Labor’s promise of a “universities accord” suggests a slow and careful approach to higher education policy. A new education minister without a strong background in the portfolio may also want time to get across the issues.
In general, taking this time to get policy right and build support for it is a good approach. But when current policy is causing problems and lacks significant support there is a case for acting more quickly. This is the situation with the previous government’s Job-ready Graduates student funding policy enacted in late 2020.
Job-ready Graduates imposes unfair HELP debts on some students, adds to the government’s costs of running the HELP loan scheme, and distorts university incentives in distributing student places between courses.
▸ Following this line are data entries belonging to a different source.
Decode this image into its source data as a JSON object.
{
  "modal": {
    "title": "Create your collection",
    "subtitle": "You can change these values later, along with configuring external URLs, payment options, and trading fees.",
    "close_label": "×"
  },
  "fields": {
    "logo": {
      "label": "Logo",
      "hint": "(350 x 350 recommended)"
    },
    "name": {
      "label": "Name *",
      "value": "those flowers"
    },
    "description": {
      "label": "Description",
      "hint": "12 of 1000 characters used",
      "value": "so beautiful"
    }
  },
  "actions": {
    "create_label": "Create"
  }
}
How are university courses funded?
A mix of contributions from the Commonwealth and students fund domestic undergraduates in public universities. Added together, these contributions are the overall funding rate per subject.
The government sets Commonwealth contributions, which vary by academic discipline. The government pays universities, according to their enrolments up to a capped total grant amount.
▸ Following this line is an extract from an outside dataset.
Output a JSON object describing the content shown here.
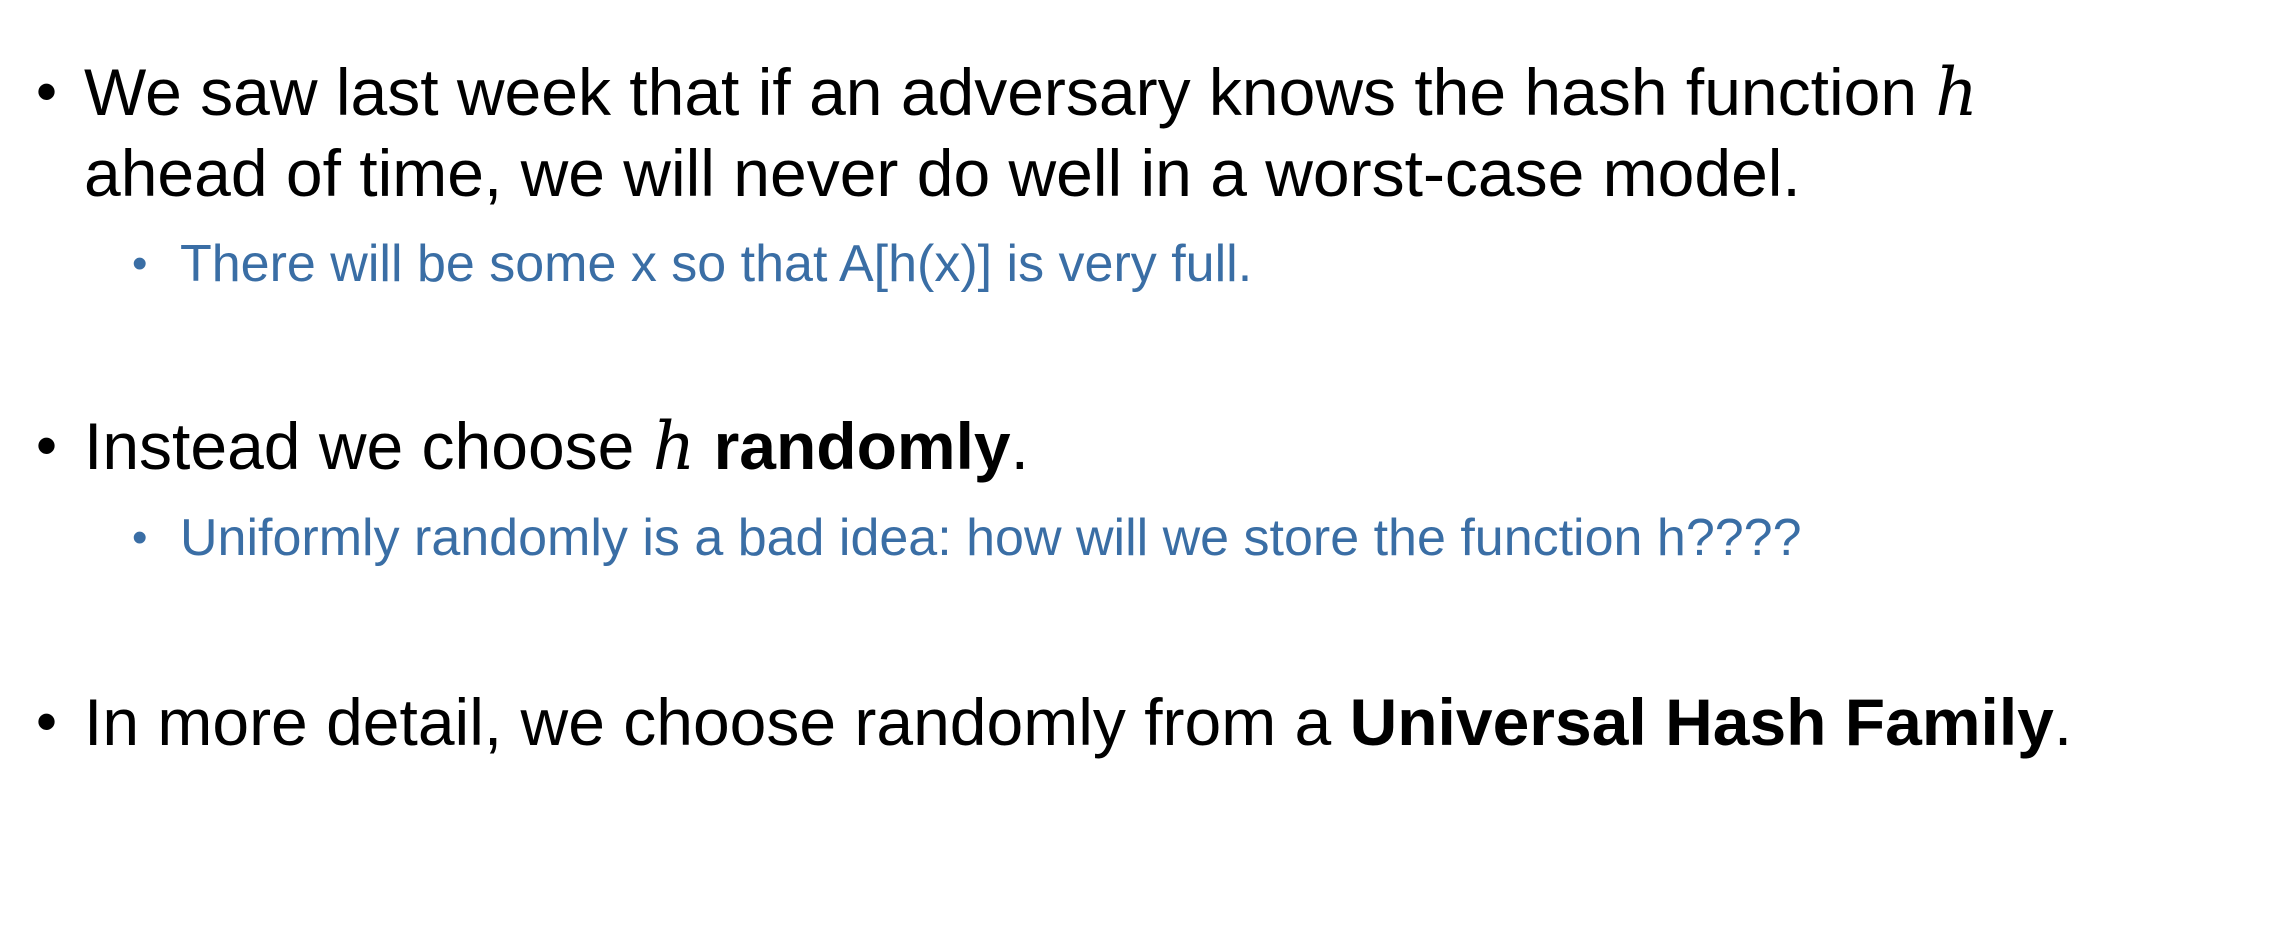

Universities set student contributions up to a legal maximum, which also varies by discipline. Universities are paid directly by students or through HECS-HELP loans. Total student contribution revenue is not capped.
Once universities reach their maximum Commonwealth contribution grant they can still increase enrolments, but on student contribution revenue only. These extra students are called “over-enrolments”. Historically, over-enrolments have been an important source of flexibility in meeting student demand.
In its basic architecture, Job-ready Graduates has similarities with previous funding policies, other than the demand-driven system, which uncapped both Commonwealth and student contributions.
Where Job-ready Graduates differs is in the setting of Commonwealth and student contributions.